How object manager work in Magento?
Large applications, such as the Magento application, use an object manager to avoid boilerplate code when composing objects during instantiation.
Magento prohibits the direct use of the ObjectManager
in your code because it hides the real dependencies of a class.
Usage rules
The Magento framework uses the ObjectManager
to generate and inject the classes declared in your constructor. Classes should not ask for the ObjectManager
itself as a constructor dependency.
You do not call the object manager directly because the framework handles this automatically. Direct use of the create
function prevents type validation and type hinting that a factory class provides.
Object creation is also a separate responsibility that should be moved to a dedicated class such as a factory or proxy. In most cases, the framework generates these classes automatically during code compilation.
How does it work?
To get the object manager instance use the code:
<?php $objectManager = \Magento\Framework\App\ObjectManager::getInstance();
To add object Manager to constructor:
/ * @var \Magento\Framework\ObjectManagerInterface */ private $objectManager; / * @param \Magento\Framework\ObjectManagerInterface $objectmanager */ public function __construct( \Magento\Framework\ObjectManagerInterface $objectmanager ) { $this->objectManager = $objectmanager; }
Using the ObjectManager you can get a singleton object (method “get”) of PHP class or create a new one (method “create”).
Example
<?php
$objectManager = \Magento\Framework\App\ObjectManager::getInstance();
/* Create a new product object */
$product = $objectManager->create(\Magento\Catalog\Model\Product::class);
/* Get a request object singleton
$request = $objectManager->get(\Magento\Framework\App\RequestInterface::class);
Configure Object Manager
The object manager is configured in the di.xml file which tells it how to treat dependency injections. Since the interface is declared in a class constructor, di.xml file also defines the preferred implementation class that the object manager generated for the interface.

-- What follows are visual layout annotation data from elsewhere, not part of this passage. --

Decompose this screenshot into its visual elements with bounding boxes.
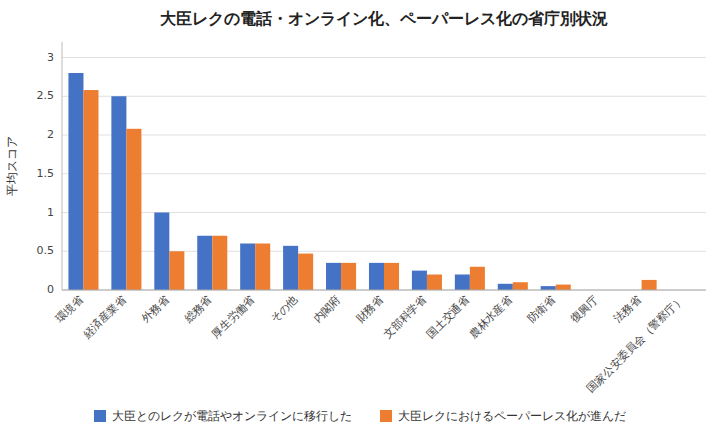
- bar: [642, 280, 657, 290]
- bar: [427, 275, 442, 291]
- bar: [255, 244, 270, 291]
- x-axis-line: [62, 290, 706, 291]
- legend-label: 大臣とのレクが電話やオンラインに移行した: [112, 409, 352, 423]
- grid: [62, 58, 706, 291]
- bar: [298, 254, 313, 290]
- grid-line: [62, 135, 706, 136]
- grid-line: [62, 57, 706, 58]
- bar: [470, 267, 485, 290]
- y-axis: 0 0.5 1 1.5 2 2.5 3: [37, 42, 63, 296]
- x-tick-label: 法務省: [611, 293, 644, 326]
- bars: [68, 73, 656, 290]
- x-tick-label: 環境省: [53, 293, 86, 326]
- y-tick-label: 0: [47, 283, 54, 296]
- x-tick-label: 国家公安委員会（警察庁）: [584, 293, 687, 396]
- bar: [197, 236, 212, 290]
- y-tick-label: 3: [47, 51, 54, 64]
- bar: [240, 244, 255, 291]
- grid-line: [62, 173, 706, 174]
- x-tick-label: 外務省: [139, 293, 172, 326]
- bar: [111, 96, 126, 290]
- title: 大臣レクの電話・オンライン化、ペーパーレス化の省庁別状況: [160, 9, 608, 28]
- chart: 0 0.5 1 1.5 2 2.5 3 平均スコア環境省経済産業省外務省総務省厚生労働省その他…: [0, 0, 720, 430]
- legend-label: 大臣レクにおけるペーパーレス化が進んだ: [398, 409, 626, 423]
- x-tick-label: 文部科学省: [381, 293, 429, 341]
- y-tick-label: 2.5: [37, 89, 55, 102]
- y-tick-label: 2: [47, 128, 54, 141]
- x-tick-label: 厚生労働省: [209, 293, 257, 341]
- bar: [498, 284, 513, 290]
- x-tick-label: 防衛省: [525, 293, 558, 326]
- x-tick-label: 財務省: [354, 293, 387, 326]
- y-axis-line: [62, 42, 63, 290]
- y-tick-label: 1: [47, 206, 54, 219]
- x-tick-label: 農林水産省: [467, 293, 515, 341]
- x-tick-label: 内閣府: [311, 293, 344, 326]
- grid-line: [62, 290, 706, 291]
- bar: [68, 73, 83, 290]
- x-tick-label: その他: [268, 293, 301, 326]
- y-axis-label: 平均スコア: [5, 136, 19, 196]
- bar: [384, 263, 399, 290]
- grid-line: [62, 96, 706, 97]
- bar: [513, 282, 528, 290]
- bar: [83, 90, 98, 290]
- bar: [283, 246, 298, 290]
- bar: [326, 263, 341, 290]
- bar: [412, 271, 427, 290]
- bar: [341, 263, 356, 290]
- bar: [455, 275, 470, 291]
- x-tick-label: 総務省: [181, 293, 214, 326]
- x-tick-label: 復興庁: [568, 293, 601, 326]
- bar: [212, 236, 227, 290]
- y-tick-label: 1.5: [37, 167, 55, 180]
- bar: [369, 263, 384, 290]
- legend-item: 大臣レクにおけるペーパーレス化が進んだ: [380, 409, 626, 423]
- bar: [169, 251, 184, 290]
- y-tick-label: 0.5: [37, 244, 55, 257]
- x-tick-label: 国土交通省: [424, 293, 472, 341]
- bar: [541, 286, 556, 290]
- legend: 大臣とのレクが電話やオンラインに移行した 大臣レクにおけるペーパーレス化が進んだ: [94, 409, 626, 423]
- bar: [154, 213, 169, 291]
- legend-swatch: [380, 410, 392, 422]
- bar: [556, 285, 571, 290]
- legend-item: 大臣とのレクが電話やオンラインに移行した: [94, 409, 352, 423]
- legend-swatch: [94, 410, 106, 422]
- bar: [126, 129, 141, 290]
- x-tick-label: 経済産業省: [80, 293, 129, 342]
- x-axis: 環境省経済産業省外務省総務省厚生労働省その他内閣府財務省文部科学省国土交通省農林…: [53, 290, 706, 395]
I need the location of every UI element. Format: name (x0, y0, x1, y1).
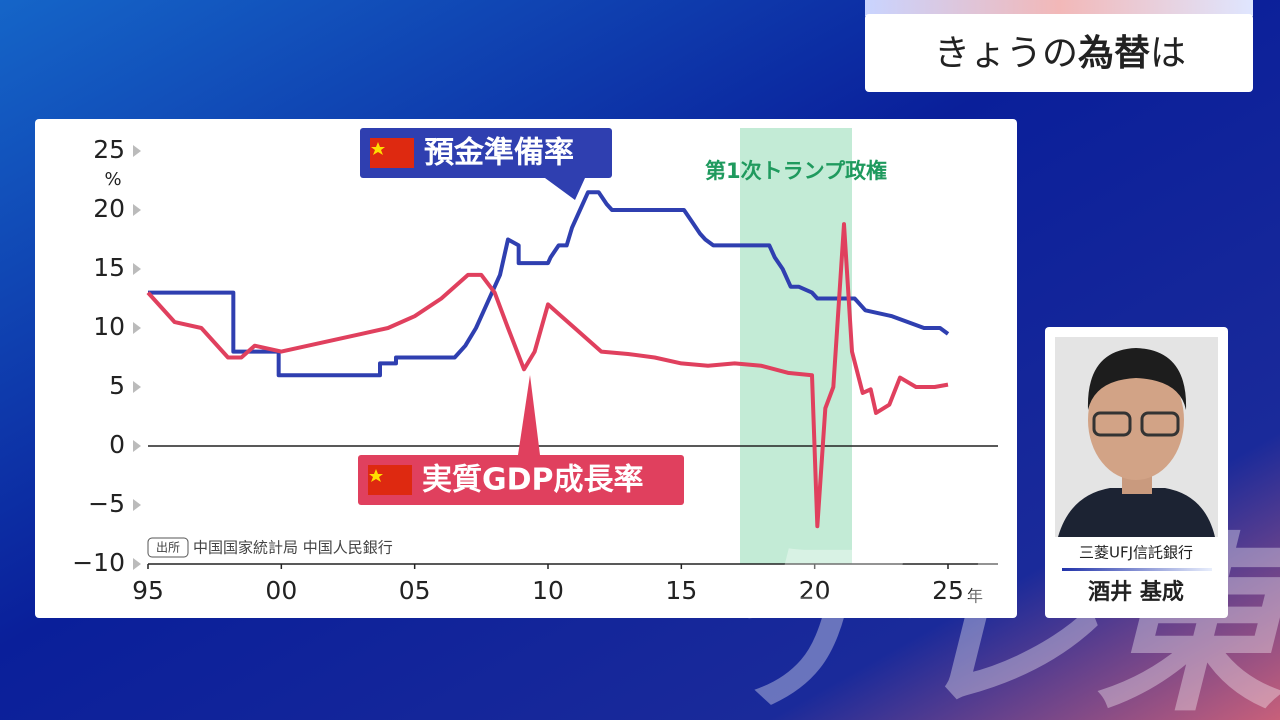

At last, di.xml file specifies if the object manager will treat an object as a singleton or create objects for every request.
Exceptions
Attention!!! You should avoid direct use of the ObjectManager in your code as in the example above since it hides real dependencies of the class.
You can use the Object Manager only:
– for the tests of your code
– in factories, proxies classes
– for the backward compatibility changes in the PHP class constructor
– in static magic methods, e.g.: __wakeup, serialize, etc.